Don’t think you have sins that have left streak marks on your life? Then listen again to what Paul said in verse 23: “There is no difference, 23 for all have sinned and fall short of the glory of God.” Notice that passage does not say “all of them” have sinned. It says all have sinned. ALL, not just the child molesters in Thailand, or the terrorists of the Middle East, or the drug dealers of North America. I have sinned. You have sinned. We ALL fall short of God’s approval because we harbor bitterness, shave the truth to our advantage, fail to put the best construction on our brother and sister’s words, and roll our eyes when our parents ask us to do something.

If all have sinned who then can be saved? Again Paul gives us the answer. He said: “There is no difference, 23 for all have sinned and fall short of the glory of God, 24 and [all] are justified freely by his grace through the redemption that came by Christ Jesus” (Romans 3:23, 24). Who has been forgiven? Everyone! The child molester, the terrorist, the drug dealer…you and I, we all have been justified, that is declared not guilty in God’s hall of justice because in his grace God the Father sent Jesus to hell’s prison to do the time for our sins. Sola gratia Luther summarized. It’s by God’s grace alone that the door to heaven stands open to all.
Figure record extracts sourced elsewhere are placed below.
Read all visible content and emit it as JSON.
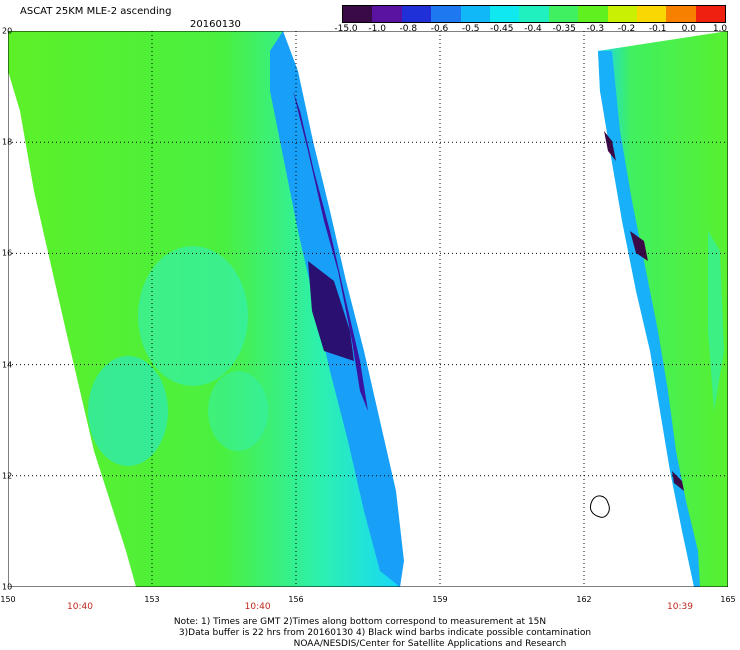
{
  "header": {
    "title": "ASCAT 25KM MLE-2 ascending",
    "date": "20160130"
  },
  "colorbar": {
    "labels": [
      "-15.0",
      "-1.0",
      "-0.8",
      "-0.6",
      "-0.5",
      "-0.45",
      "-0.4",
      "-0.35",
      "-0.3",
      "-0.2",
      "-0.1",
      "0.0",
      "1.0"
    ],
    "colors": [
      "#3a0a46",
      "#5a12a0",
      "#2030d8",
      "#1e78f0",
      "#10b8f8",
      "#10e8f0",
      "#20f0c0",
      "#40f060",
      "#60f020",
      "#c8f000",
      "#f8d800",
      "#f88000",
      "#f02010"
    ]
  },
  "map": {
    "lon_ticks": [
      "150",
      "153",
      "156",
      "159",
      "162",
      "165"
    ],
    "lat_ticks": [
      "10",
      "12",
      "14",
      "16",
      "18",
      "20"
    ],
    "lon_range": [
      150,
      165
    ],
    "lat_range": [
      10,
      20
    ],
    "pass_times": [
      {
        "lon": 151.5,
        "label": "10:40"
      },
      {
        "lon": 155.2,
        "label": "10:40"
      },
      {
        "lon": 164.0,
        "label": "10:39"
      }
    ],
    "land_feature": "small island outline near 162.2E 11.5N"
  },
  "footer": {
    "line1": "Note: 1) Times are GMT 2)Times along bottom correspond to measurement at 15N",
    "line2": "3)Data buffer is 22 hrs from 20160130 4) Black wind barbs indicate possible contamination",
    "line3": "NOAA/NESDIS/Center for Satellite Applications and Research"
  }
}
Since all have been declared not guilty of their sins because of God’s grace in Jesus, does this mean that all will go to heaven? Sadly it doesn’t. For while we all have been declared not guilty it’s only through faith that we receive the benefit of this favorable verdict. Paul wrote: “21 But now a righteousness from God, apart from law, has been made known, to which the Law and the Prophets testify. 22 This righteousness from God comes through faith in Jesus Christ to all who believe” (Romans 3:21, 22).

Sola fide. It’s through faith alone that we enjoy the benefit of God’s grace. We shouldn’t think that faith is the one thing we now have to do to get into heaven. Faith is not the hand that reaches to take the gift of salvation. Faith is the hand that receives the blessing of grace because the Holy Spirit has lifted our hands into position to receive the benefit of salvation. Without the working of the Holy Spirit we would be like the 3-year-old trick or treating for the first time. He is so overwhelmed by the other costumed kids and afraid of the stranger on whose doorstep he stands to get candy that he doesn’t even hold out his bag when offered a delicious chocolate bar. Dad has to gently take the hands of the child and extend them to receive the gift. When that child gets home to count all the candy he received, he can’t claim any credit for the stash. He didn’t buy any of the candy with money he had earned. He couldn’t even hold out his bag to receive the candy. Dad had to be there standing behind him at every house.

And nor can we claim any credit for our salvation. Salvation, heaven, eternal life comes to us through the three solas: sola scriptura, sola gratia, and sola fide. No, these aren’t just Latin catch phrases Martin Luther coined during the Reformation five hundred years ago; they are the foundation of our salvation. For it is only through Scripture that we learn about the extent of our sinfulness and the breadth of God’s love. It’s only because of God’s grace that we have forgiveness. And only through faith in Jesus do we receive the benefit of forgiveness. Scripture, grace, faith: three solas worth knowing because they mean free and full salvation. Amen.